Mar 15, 2022 | “Film Screening: Inheritance”
Guest: Kendell Yan
A short film screening and panel discussion on navigating intersectional queer, trans-feminine, Asian drag identity. The panel will explore queer East Asian identity in Vancouver and how it encounters the recent formation of Anti-Asian racism.
Mar 16, 2022 | “Film Screening: Tongues Anthology”
Guest: Kai Cheng Thom
A short film screening and panel discussion on navigating the loss of ancestral tongues, and the legacy of colonialism on diasporic communities. The film traces a history of a language that was once dominant in the Chinese diaspora in most of North America, but has since been neglected to the point of extinction. The panel discussion and film will explore the role of language, and how cultural practices that are linked to embodied notions like language are critical for diasporic communities – and in particular Asian communities.
BITTER ORIENTALS: CHINATOWN FUTURES

Mar 19, 2022 / 1pm – 3pm PST | “If These Walls Could Speak” – Panel and historical tour of Lim Sai Hor Kow Mock Association building
Guests: Orville Lim, Cheuk Lim, Peggy Lim, Laura Lim, and Hong Lum Lim
Address: 525 Carrall St. Third Floor
Elders from the Lim Sai Hor Kow Mock Association will join Love Intersections founders, David Ng and Jen Sungshine to talk about their multi-year collaboration, highlighting stories in Vancouver’s Chinatown. The panel discussion will include themes of diaspora, cultural identity, the future of Chinatowns, and the implications of this project in light of the spike in COVID-19 related anti-Asian racism.

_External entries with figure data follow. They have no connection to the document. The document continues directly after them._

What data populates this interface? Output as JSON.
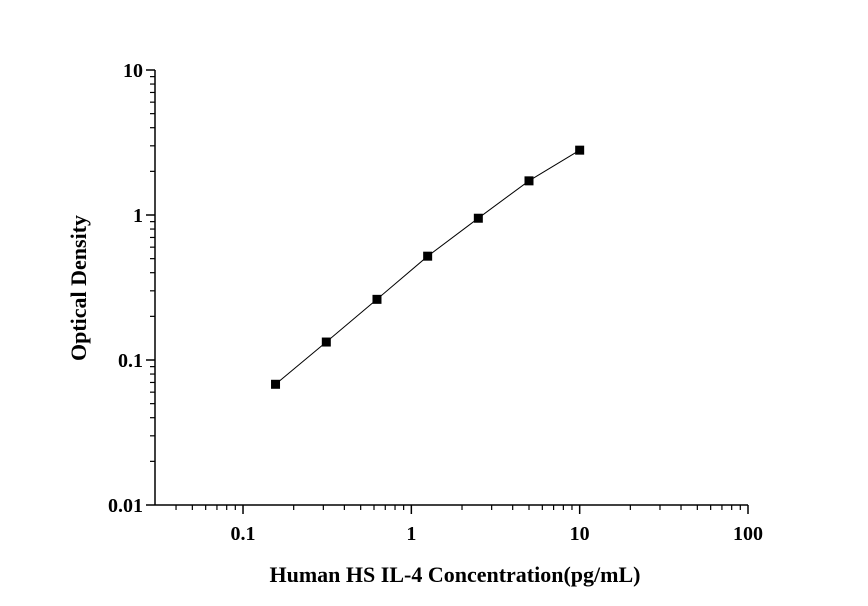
{
  "chart_data": {
    "type": "scatter",
    "title": "",
    "xlabel": "Human HS IL-4 Concentration(pg/mL)",
    "ylabel": "Optical Density",
    "x_scale": "log",
    "y_scale": "log",
    "xlim": [
      0.03,
      100
    ],
    "ylim": [
      0.01,
      10
    ],
    "x_ticks": [
      {
        "value": 0.1,
        "label": "0.1"
      },
      {
        "value": 1,
        "label": "1"
      },
      {
        "value": 10,
        "label": "10"
      },
      {
        "value": 100,
        "label": "100"
      }
    ],
    "y_ticks": [
      {
        "value": 0.01,
        "label": "0.01"
      },
      {
        "value": 0.1,
        "label": "0.1"
      },
      {
        "value": 1,
        "label": "1"
      },
      {
        "value": 10,
        "label": "10"
      }
    ],
    "grid": false,
    "legend": "none",
    "series": [
      {
        "x": [
          0.156,
          0.3125,
          0.625,
          1.25,
          2.5,
          5,
          10
        ],
        "y": [
          0.068,
          0.133,
          0.262,
          0.52,
          0.95,
          1.72,
          2.8
        ],
        "marker": "square",
        "line": true,
        "color": "#000000"
      }
    ]
  }
}
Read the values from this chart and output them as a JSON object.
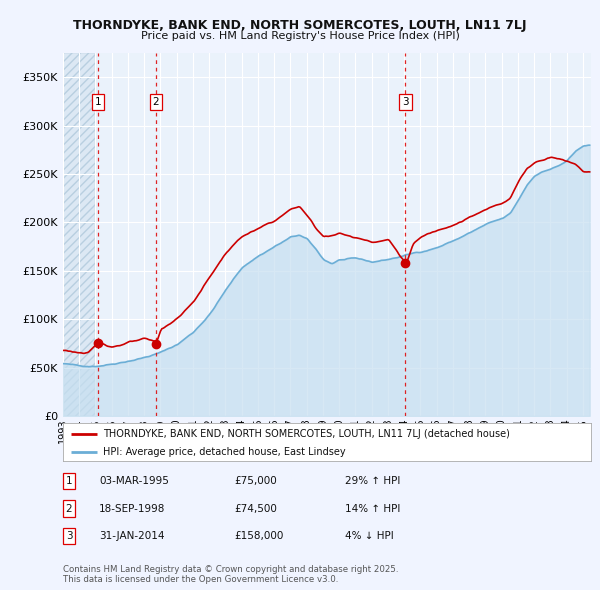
{
  "title_line1": "THORNDYKE, BANK END, NORTH SOMERCOTES, LOUTH, LN11 7LJ",
  "title_line2": "Price paid vs. HM Land Registry's House Price Index (HPI)",
  "xlim_start": 1993.0,
  "xlim_end": 2025.5,
  "ylim": [
    0,
    375000
  ],
  "yticks": [
    0,
    50000,
    100000,
    150000,
    200000,
    250000,
    300000,
    350000
  ],
  "ytick_labels": [
    "£0",
    "£50K",
    "£100K",
    "£150K",
    "£200K",
    "£250K",
    "£300K",
    "£350K"
  ],
  "background_color": "#f0f4ff",
  "plot_bg_color": "#eaf2fb",
  "hatch_bg_color": "#dce8f4",
  "grid_color": "#ffffff",
  "sale_color": "#cc0000",
  "hpi_color": "#6baed6",
  "hpi_fill_color": "#c6dff0",
  "vline_color": "#dd0000",
  "purchases": [
    {
      "label": 1,
      "year_decimal": 1995.17,
      "price": 75000,
      "date": "03-MAR-1995",
      "pct": "29%",
      "dir": "↑",
      "text": "£75,000"
    },
    {
      "label": 2,
      "year_decimal": 1998.72,
      "price": 74500,
      "date": "18-SEP-1998",
      "pct": "14%",
      "dir": "↑",
      "text": "£74,500"
    },
    {
      "label": 3,
      "year_decimal": 2014.08,
      "price": 158000,
      "date": "31-JAN-2014",
      "pct": "4%",
      "dir": "↓",
      "text": "£158,000"
    }
  ],
  "footnote": "Contains HM Land Registry data © Crown copyright and database right 2025.\nThis data is licensed under the Open Government Licence v3.0.",
  "legend1": "THORNDYKE, BANK END, NORTH SOMERCOTES, LOUTH, LN11 7LJ (detached house)",
  "legend2": "HPI: Average price, detached house, East Lindsey"
}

Mar 20 – 22, 2022 / 10am – 3pm | “If These Walls Could Speak” – Exhibition and Workshop
Hosted by Love Intersections Society and the Lim Sai Hor Kow Mock Association
Address: 525 Carrall St. Third Floor
For the finale of “Bitter Orientals: Yellow Peril Unmasked”, we will invite audiences to come to witness oral histories that have been recorded by Love Intersections. These videos will be installed at the Lim Sai Hor Kow Mock Association, and audiences will have the opportunity to visit the historic building and learn from the videos, and the elders.